In our newest edition of Featured Blog Friday, programmer Björn Vignir Magnússon delves into the decision-making process that the AGR Development Team made in choosing a programming language for backend development of AGR 5. If you have any questions or inquiries, feel free to comment below or tweet to Björn @BjornVignir.
One of the challenges in software development is to choose which technology stack to use. As a programmer, it is vital to learn new skills so your talent doesn’t rust in this continuous rain of new technology. In today’s rapidly changing world, skills expire like humid bread standing in the window sill. Before the internet, everything was different, every skill was learned from books, or passed on orally from generation to generation. Nowadays, development frameworks can be introduced to the world and become obsolete within a year, so it’s very important to bet on the right horse.
AGR 5’s development team recently undertook the arduous task of choosing a programming language for backend development. We had already committed on using AngularJS on the front end and have been happy with that decision ever since – AngularJS being a powerful toolset for making rich beautiful user experiences for enterprise solutions.
We decided to gather all the pro’s and con’s for Ruby, which we were already using, C# which was a likely successor and Node as a comparison. Node is the new kid on the block and has already had a tremendous influence on established frameworks like ASP.NET, introducing it to the concepts of modularity and cross platform development, for instance.
But what should we factor in our decision making process? Each of these programming languages has it’s own sets of pro’s and con’s and no matter which one we chose, we would have to work around the specific problems that came with choosing a certain technology.
The company’s main goal with AGR 5 is to make a scalable and repeatable solution that is simple to install and needs little or no maintenance.
Based on the company’s goals, we discovered several findings that had a say in our final decision. After deciding upon what was important to us as a development team and as a company, we came to the conclusion that moving the existing code from Ruby on Rails to C# in ASP.NET would be the best bet. Here are 5 deciding factors behind taking the leap (in no particular order).
5. Simple deployment
Our solution is deployed on our customers machines. When we are working on different kinds of servers, with different kinds of companies and different sets of security rules, things can get pretty complicated. That’s why it’s so important to simplify the AGR 5’s setup as much as possible. We already know our customers are using Microsoft IIS servers and deployment of an ASP.NET application to an IIS is pretty smooth. Ruby on Rails has to run on top of a program called HttpPlatformHandler which adds additional complexity to the installation process. The simpler the installation, the better for everyone involved.
4. Microsoft partnership
We already have a Microsoft partnership. When you are working with a set of Microsoft technologies, like SQL Server and IIS, you might as well use the whole stack and develop the code in C# with Visual Studio.

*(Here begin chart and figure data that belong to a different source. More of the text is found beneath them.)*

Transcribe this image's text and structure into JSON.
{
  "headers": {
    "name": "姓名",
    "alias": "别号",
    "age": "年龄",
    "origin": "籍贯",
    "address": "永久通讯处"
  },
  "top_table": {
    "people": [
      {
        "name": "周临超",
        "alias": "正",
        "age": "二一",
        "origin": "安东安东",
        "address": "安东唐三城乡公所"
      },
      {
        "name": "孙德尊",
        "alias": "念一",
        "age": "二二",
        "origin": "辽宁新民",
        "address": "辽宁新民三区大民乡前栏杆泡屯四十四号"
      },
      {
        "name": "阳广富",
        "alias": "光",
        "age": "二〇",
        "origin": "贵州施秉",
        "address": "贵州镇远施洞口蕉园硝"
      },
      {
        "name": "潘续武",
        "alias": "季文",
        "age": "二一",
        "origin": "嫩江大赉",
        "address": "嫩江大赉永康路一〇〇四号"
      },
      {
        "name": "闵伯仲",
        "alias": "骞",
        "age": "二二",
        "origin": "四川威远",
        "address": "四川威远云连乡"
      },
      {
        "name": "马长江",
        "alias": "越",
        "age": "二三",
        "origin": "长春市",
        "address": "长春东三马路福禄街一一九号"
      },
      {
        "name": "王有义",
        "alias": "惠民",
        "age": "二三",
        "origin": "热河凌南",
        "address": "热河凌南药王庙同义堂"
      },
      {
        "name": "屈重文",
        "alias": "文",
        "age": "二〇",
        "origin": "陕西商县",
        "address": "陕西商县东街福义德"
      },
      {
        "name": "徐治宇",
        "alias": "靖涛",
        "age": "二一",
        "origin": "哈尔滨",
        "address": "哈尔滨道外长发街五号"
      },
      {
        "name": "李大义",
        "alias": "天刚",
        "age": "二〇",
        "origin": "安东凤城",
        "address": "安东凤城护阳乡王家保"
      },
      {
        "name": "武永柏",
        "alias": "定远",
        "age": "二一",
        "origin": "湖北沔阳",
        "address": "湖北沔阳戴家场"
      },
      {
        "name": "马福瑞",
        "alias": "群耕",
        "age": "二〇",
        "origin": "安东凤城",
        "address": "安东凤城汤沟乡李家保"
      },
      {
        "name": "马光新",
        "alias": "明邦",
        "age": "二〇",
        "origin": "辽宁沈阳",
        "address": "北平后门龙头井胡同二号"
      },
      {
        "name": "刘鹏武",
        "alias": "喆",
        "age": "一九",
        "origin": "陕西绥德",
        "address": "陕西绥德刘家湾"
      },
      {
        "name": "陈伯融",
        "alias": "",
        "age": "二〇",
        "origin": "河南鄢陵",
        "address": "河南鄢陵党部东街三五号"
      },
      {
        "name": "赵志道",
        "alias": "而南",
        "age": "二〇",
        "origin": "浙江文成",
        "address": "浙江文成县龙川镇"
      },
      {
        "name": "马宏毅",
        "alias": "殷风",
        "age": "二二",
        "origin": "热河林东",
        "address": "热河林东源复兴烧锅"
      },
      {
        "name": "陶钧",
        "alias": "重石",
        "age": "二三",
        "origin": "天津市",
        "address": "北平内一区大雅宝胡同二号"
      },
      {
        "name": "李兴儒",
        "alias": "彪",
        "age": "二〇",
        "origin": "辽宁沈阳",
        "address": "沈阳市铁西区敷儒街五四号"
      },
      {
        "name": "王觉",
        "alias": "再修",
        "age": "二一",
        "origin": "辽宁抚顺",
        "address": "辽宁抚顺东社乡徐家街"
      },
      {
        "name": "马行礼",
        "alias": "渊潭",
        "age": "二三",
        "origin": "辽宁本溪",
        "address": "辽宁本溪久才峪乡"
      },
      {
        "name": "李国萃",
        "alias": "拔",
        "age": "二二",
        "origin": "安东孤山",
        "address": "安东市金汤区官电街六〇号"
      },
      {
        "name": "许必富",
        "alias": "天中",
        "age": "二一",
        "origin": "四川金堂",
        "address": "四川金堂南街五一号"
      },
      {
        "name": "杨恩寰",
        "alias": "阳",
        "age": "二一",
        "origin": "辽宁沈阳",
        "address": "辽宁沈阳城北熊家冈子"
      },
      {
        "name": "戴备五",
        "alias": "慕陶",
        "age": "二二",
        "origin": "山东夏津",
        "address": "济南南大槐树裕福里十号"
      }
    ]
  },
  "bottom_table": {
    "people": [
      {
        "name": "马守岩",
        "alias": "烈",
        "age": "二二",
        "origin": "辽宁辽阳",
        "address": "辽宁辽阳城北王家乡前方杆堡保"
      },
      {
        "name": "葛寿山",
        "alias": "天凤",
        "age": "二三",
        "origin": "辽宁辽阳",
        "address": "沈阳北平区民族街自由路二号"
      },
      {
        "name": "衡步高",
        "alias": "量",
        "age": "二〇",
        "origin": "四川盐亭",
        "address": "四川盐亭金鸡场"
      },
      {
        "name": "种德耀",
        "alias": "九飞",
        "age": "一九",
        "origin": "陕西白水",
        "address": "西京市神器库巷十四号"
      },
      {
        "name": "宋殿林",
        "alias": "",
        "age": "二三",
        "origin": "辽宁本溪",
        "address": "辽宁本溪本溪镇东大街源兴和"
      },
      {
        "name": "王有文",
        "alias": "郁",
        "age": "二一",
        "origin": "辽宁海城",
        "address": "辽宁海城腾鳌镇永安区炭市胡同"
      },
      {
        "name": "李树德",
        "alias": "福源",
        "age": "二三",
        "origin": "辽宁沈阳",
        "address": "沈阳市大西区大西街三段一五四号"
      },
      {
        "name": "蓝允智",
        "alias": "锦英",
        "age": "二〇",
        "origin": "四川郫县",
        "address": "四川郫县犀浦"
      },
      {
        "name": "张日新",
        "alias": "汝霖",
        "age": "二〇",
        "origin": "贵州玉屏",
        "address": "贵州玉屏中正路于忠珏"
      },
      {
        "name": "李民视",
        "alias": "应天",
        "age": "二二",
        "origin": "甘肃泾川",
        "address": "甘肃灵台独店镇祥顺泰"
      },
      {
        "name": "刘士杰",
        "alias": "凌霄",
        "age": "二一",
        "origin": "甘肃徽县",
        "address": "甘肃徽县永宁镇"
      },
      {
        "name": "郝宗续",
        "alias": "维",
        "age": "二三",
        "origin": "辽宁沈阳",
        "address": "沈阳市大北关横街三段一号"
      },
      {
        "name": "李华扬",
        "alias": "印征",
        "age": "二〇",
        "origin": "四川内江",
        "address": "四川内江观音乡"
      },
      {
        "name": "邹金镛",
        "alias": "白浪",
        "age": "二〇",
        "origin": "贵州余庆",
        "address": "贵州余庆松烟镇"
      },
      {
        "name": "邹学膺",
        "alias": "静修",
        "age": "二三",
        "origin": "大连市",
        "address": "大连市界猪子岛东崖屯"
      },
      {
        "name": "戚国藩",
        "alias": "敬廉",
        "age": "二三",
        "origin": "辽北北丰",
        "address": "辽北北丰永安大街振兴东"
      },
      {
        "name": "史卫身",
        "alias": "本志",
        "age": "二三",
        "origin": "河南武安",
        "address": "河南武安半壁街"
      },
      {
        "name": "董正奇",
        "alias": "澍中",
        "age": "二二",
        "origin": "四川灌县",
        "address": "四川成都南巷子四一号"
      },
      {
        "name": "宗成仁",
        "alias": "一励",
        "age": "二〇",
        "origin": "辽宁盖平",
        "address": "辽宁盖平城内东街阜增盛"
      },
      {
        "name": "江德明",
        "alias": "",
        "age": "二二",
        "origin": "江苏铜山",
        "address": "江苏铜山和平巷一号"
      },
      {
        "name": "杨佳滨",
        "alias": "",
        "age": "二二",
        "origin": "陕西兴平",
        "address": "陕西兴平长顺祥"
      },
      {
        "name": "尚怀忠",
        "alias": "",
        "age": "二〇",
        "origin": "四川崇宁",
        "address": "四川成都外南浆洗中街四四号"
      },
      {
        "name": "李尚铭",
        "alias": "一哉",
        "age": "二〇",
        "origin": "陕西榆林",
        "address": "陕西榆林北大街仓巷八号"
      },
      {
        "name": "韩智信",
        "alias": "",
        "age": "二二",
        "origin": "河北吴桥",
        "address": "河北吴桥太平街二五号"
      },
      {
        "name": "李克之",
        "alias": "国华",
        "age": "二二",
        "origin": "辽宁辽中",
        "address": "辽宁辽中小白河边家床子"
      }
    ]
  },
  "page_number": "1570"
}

Microsoft solutions play well together and using the development tools provided by Microsoft, that are designed to work together, we can save us a lot of time and pain finding third party components that might not do the job as well.
3. Active Directory login
It is just tedious to have to remember a lot of different user names and passwords. Passwords tend to get lost and then someone has to find them again. Also, the more user accounts you have, the lazier the passwords get. This is usually what happens when people have to create a new account, with a new password;
old password: “MyPrettyStrongPassword.123.4”
new password: “MyPrettyStrongPassword.123.45”
With ASP.NET we can use Active Directory login, so we can connect the Windows user to the AGR 5 login. You won’t have to remember your username and password for AGR 5, since Windows already knows that!
2. Inhouse knowledge
We did a quick survey in the development team, and found out that 80% of our team had good to expert knowledge in C#. It is important to use a development language that is well understood and maintainable within the talent of the company. It means that when we need to do changes or add features, most of the team is capable of immediately stepping in and getting things done.
1. Run managed code
Developing the backend solution in ASP.NET gives us the power of running externally compiled DLL’s, like the forecast modules we run to calculate forecasts for items, within the backend solution. ASP.NET also has well developed components for exporting data to Excel, for instance, which is a popular feature in our system.
(Bonus) Azure deployment
Cloud services are here to stay. Microsoft seems to be taking the initiative to push new customers into hosting ERP solutions in the cloud, as proven by their newest incarnation of Microsoft Dynamics AX, which will be cloud first. Developing our solution in ASP.NET makes it especially simple to deploy our solution, in development or production, to Azure. Since cloud services are the future, this really seems to be the way to go.
Bearing in mind our product’s goal and the findings listed above, the decision actually turned out to be pretty straightforward. No other development framework could handle the problems we need to solve and integrate better with our current development stack than ASP.NET’s C#. Moving from one development framework to another can be quite intimidating, so we took the approach of measuring twice, cutting once, which will assuredly result in an even better performing AGR 5.